Anyway, a bit early ...

Sumer is icumen in.
Lhude sing cuccu!
Groweth sed and bloweth med
And springth the wde nu.
Sing cuccu!

Awe bleteth after lomb,
Lowthe after clave cu,
Bulloc sterteth, bucke verteth
Murie sing cuccu!
Cuccu, cuccu,
Well singes thu cucco
Ne swik thu naver nu!

Sing cuccu nu, Sing cuccu!
Sing cuccu, sing cuccu nu!

And sunshine and flowers and hooray!

Tuesday, March 17, 2009

Slainte!




Hope you are enjoying a fine celebration.*








*Unless you're British, then confusticate and bebother you! (Only for today, though. Regularly scheduled Anglophilia will resume tomorrow.)

Saturday, March 14, 2009

Meet the Kitty!








This is Finn, as a new kitty in my new apartment, just after Christmas. We thought he was a female kitty then, and gave "her" a very studious woman's name to go with "her" love of books, papers, and pens, and also to satisfy my pretentions to intellectualism. There have since been decidedly unfeminine developments that occasioned an emergency name change.

I, however, remain a pompous ass. Kitty is now named after two Finns; the Germanic Finn of Fragment fame, and the Celtic Finn of general Badass of Antiquity fame.


Since reaching adolescence, Finn has taken to curling up in the shamrock pot,


and protesting all human activities that do not produce food.

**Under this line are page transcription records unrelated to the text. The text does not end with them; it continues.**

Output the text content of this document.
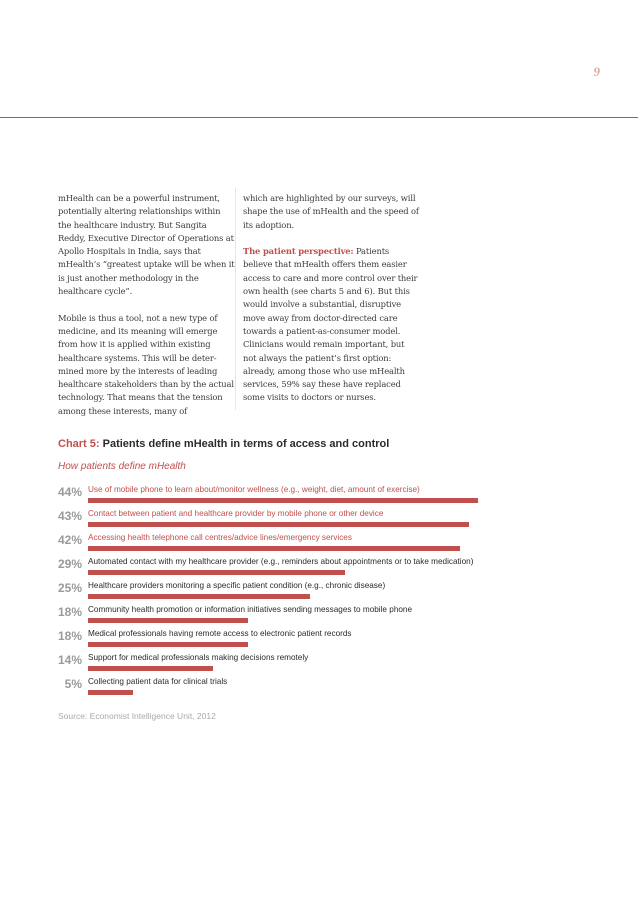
9

mHealth can be a powerful instrument, potentially altering relationships within the healthcare industry. But Sangita Reddy, Executive Director of Operations at Apollo Hospitals in India, says that mHealth’s “greatest uptake will be when it is just another methodology in the healthcare cycle”.

Mobile is thus a tool, not a new type of medicine, and its meaning will emerge from how it is applied within existing healthcare systems. This will be deter-mined more by the interests of leading healthcare stakeholders than by the actual technology. That means that the tension among these interests, many of

which are highlighted by our surveys, will shape the use of mHealth and the speed of its adoption.

The patient perspective: Patients believe that mHealth offers them easier access to care and more control over their own health (see charts 5 and 6). But this would involve a substantial, disruptive move away from doctor-directed care towards a patient-as-consumer model. Clinicians would remain important, but not always the patient’s first option: already, among those who use mHealth services, 59% say these have replaced some visits to doctors or nurses.

Chart 5: Patients define mHealth in terms of access and control
How patients define mHealth
44% Use of mobile phone to learn about/monitor wellness (e.g., weight, diet, amount of exercise)
43% Contact between patient and healthcare provider by mobile phone or other device
42% Accessing health telephone call centres/advice lines/emergency services
29% Automated contact with my healthcare provider (e.g., reminders about appointments or to take medication)
25% Healthcare providers monitoring a specific patient condition (e.g., chronic disease)
18% Community health promotion or information initiatives sending messages to mobile phone
18% Medical professionals having remote access to electronic patient records
14% Support for medical professionals making decisions remotely
5% Collecting patient data for clinical trials
Source: Economist Intelligence Unit, 2012
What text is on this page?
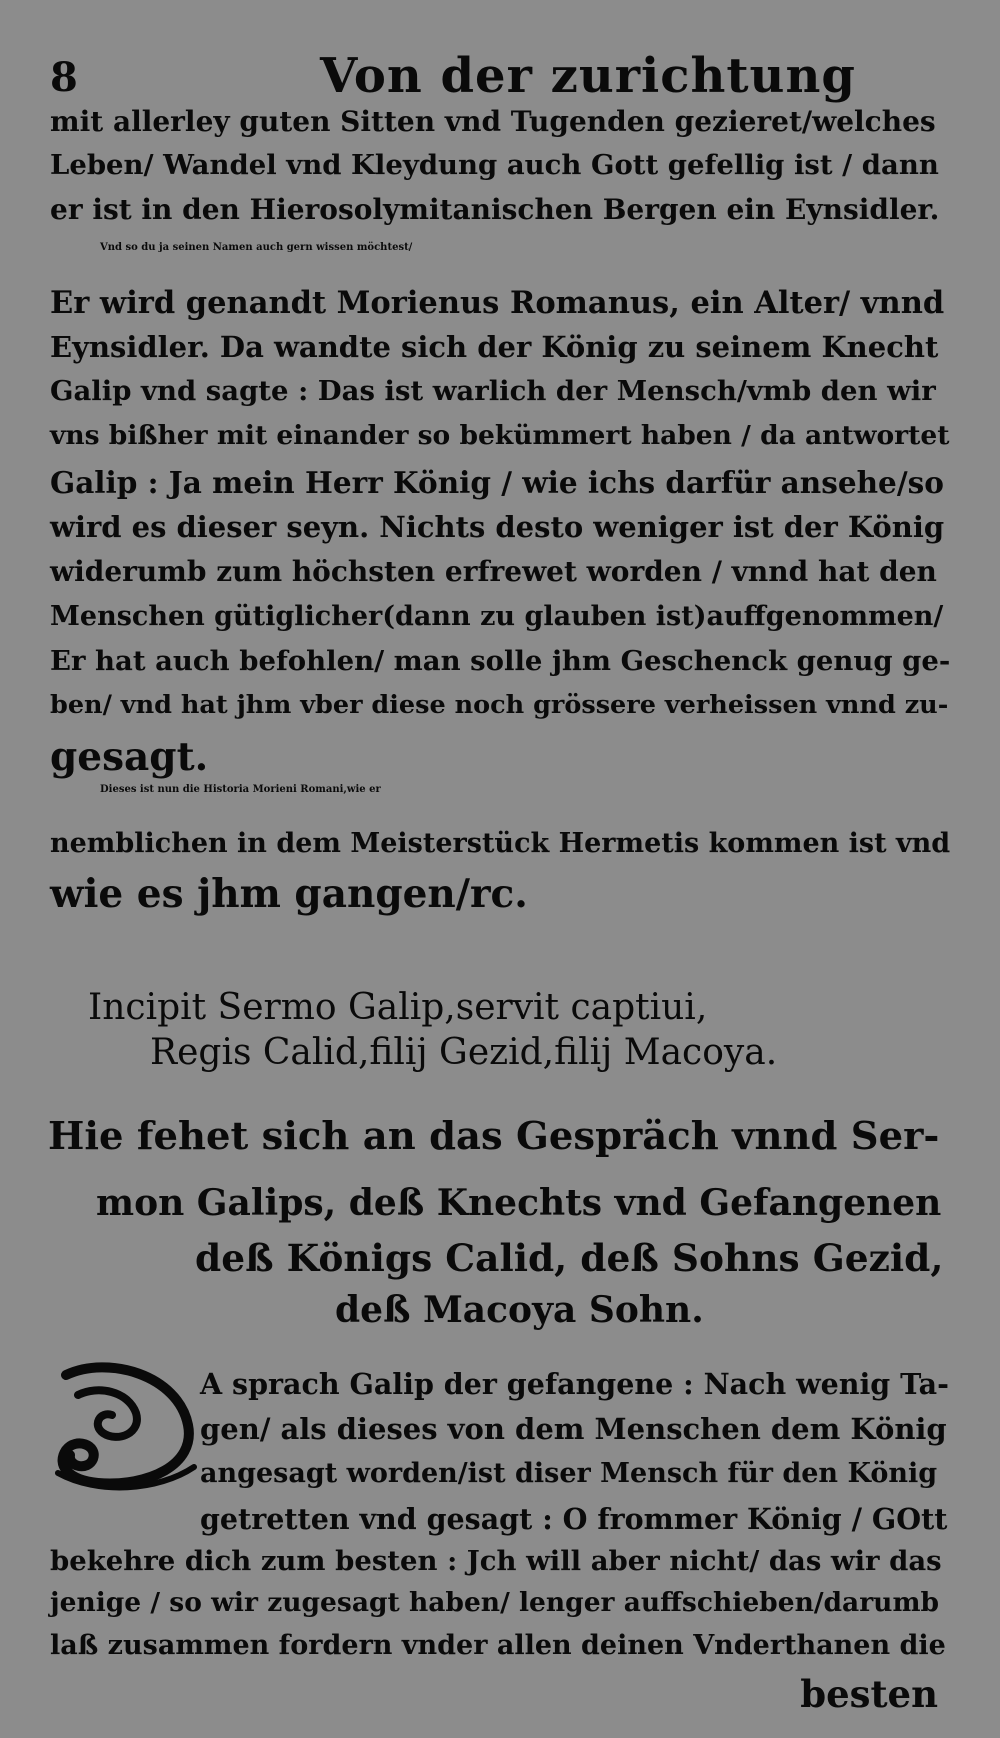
8	Von der zurichtung
mit allerley guten Sitten vnd Tugenden gezieret/welches
Leben/ Wandel vnd Kleydung auch Gott gefellig ist / dann
er ist in den Hierosolymitanischen Bergen ein Eynsidler.
Vnd so du ja seinen Namen auch gern wissen möchtest/
Er wird genandt Morienus Romanus, ein Alter/ vnnd
Eynsidler. Da wandte sich der König zu seinem Knecht
Galip vnd sagte : Das ist warlich der Mensch/vmb den wir
vns bißher mit einander so bekümmert haben / da antwortet
Galip : Ja mein Herr König / wie ichs darfür ansehe/so
wird es dieser seyn. Nichts desto weniger ist der König
widerumb zum höchsten erfrewet worden / vnnd hat den
Menschen gütiglicher(dann zu glauben ist)auffgenommen/
Er hat auch befohlen/ man solle jhm Geschenck genug ge-
ben/ vnd hat jhm vber diese noch grössere verheissen vnnd zu-
gesagt.
Dieses ist nun die Historia Morieni Romani,wie er
nemblichen in dem Meisterstück Hermetis kommen ist vnd
wie es jhm gangen/rc.
Incipit Sermo Galip,servit captiui,
Regis Calid,filij Gezid,filij Macoya.
Hie fehet sich an das Gespräch vnnd Ser-
mon Galips, deß Knechts vnd Gefangenen
deß Königs Calid, deß Sohns Gezid,
deß Macoya Sohn.
A sprach Galip der gefangene : Nach wenig Ta-
gen/ als dieses von dem Menschen dem König
angesagt worden/ist diser Mensch für den König
getretten vnd gesagt : O frommer König / GOtt
bekehre dich zum besten : Jch will aber nicht/ das wir das
jenige / so wir zugesagt haben/ lenger auffschieben/darumb
laß zusammen fordern vnder allen deinen Vnderthanen die
besten
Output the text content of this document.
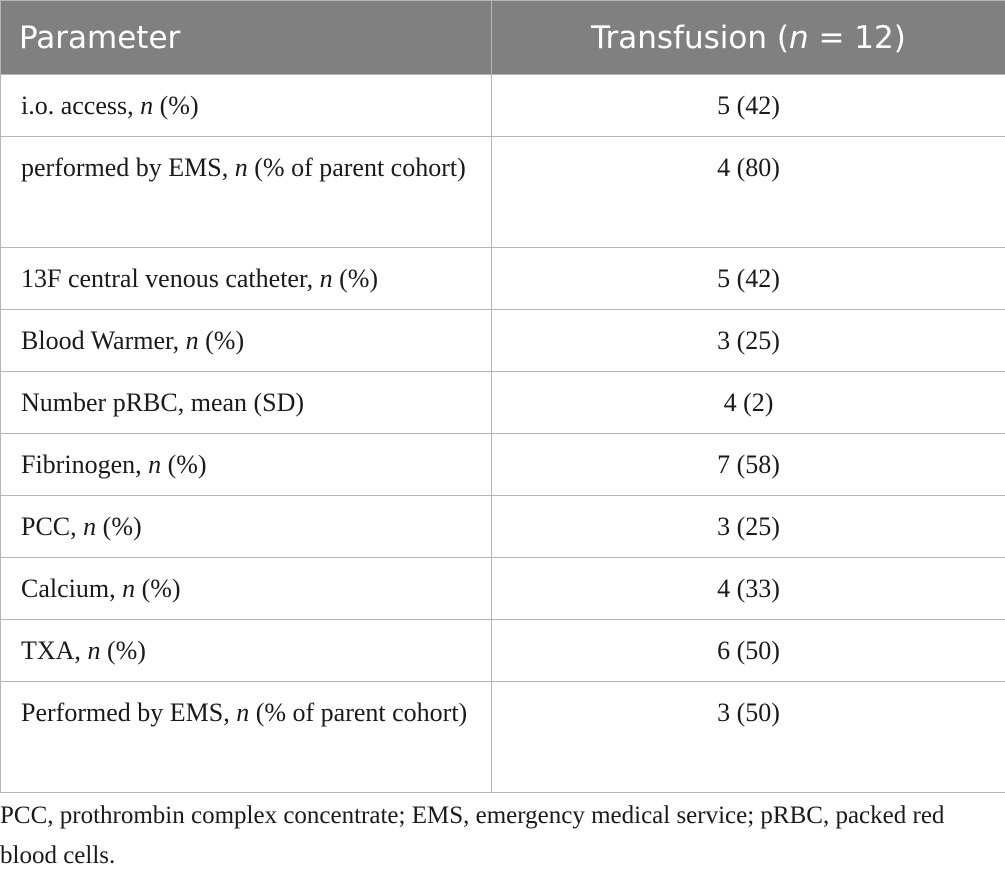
Parameter	Transfusion (n = 12)
i.o. access, n (%)	5 (42)
performed by EMS, n (% of parent cohort)	4 (80)
13F central venous catheter, n (%)	5 (42)
Blood Warmer, n (%)	3 (25)
Number pRBC, mean (SD)	4 (2)
Fibrinogen, n (%)	7 (58)
PCC, n (%)	3 (25)
Calcium, n (%)	4 (33)
TXA, n (%)	6 (50)
Performed by EMS, n (% of parent cohort)	3 (50)

PCC, prothrombin complex concentrate; EMS, emergency medical service; pRBC, packed red blood cells.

Saturday, February 28, 2009

A Clear Message

One of the struggles I have had as a teacher is creating assignments that are just challenging enough to promote intellectual growth without accidentally convincing anyone that s/he is a hopeless dolt. Because I teach in a middle school, that's supremely hard to do. The young people come to school overwhelmed. They are adjusting to multiple teachers and multiple sets of expectations. Also, they are being beaten silly by hormones and the general self-consciousness that arises when one's own body turns on one. Since the work of just BEING is so strenuous, all homework assignments I give are greeted with a groan that loosely translates to: "Why, oh why, must adults always ruin my life with their incessant demands?"

So, as a teacher, you learn to seek feedback from other teachers, parents, and your daily horoscope before you ask the children if you make them work too hard. But, sometimes, the young people perceive that one assignment, more than any other in their memory, is the biggest suckfest of suckiness that ever sucked. And they find a fun way to express that.

Do you know how you can tell that your students consider the project you have assigned them over the next couple of weeks to be excessively demanding?

Well, I'll tell you. After you have explained the project, the students look around at each other, dumbfounded. And then one brave soul stands up, points his pen at you, and shouts:

EXPECTO PATRONUM!

Eloquent, no? I laughed so hard I almost changed the rubric.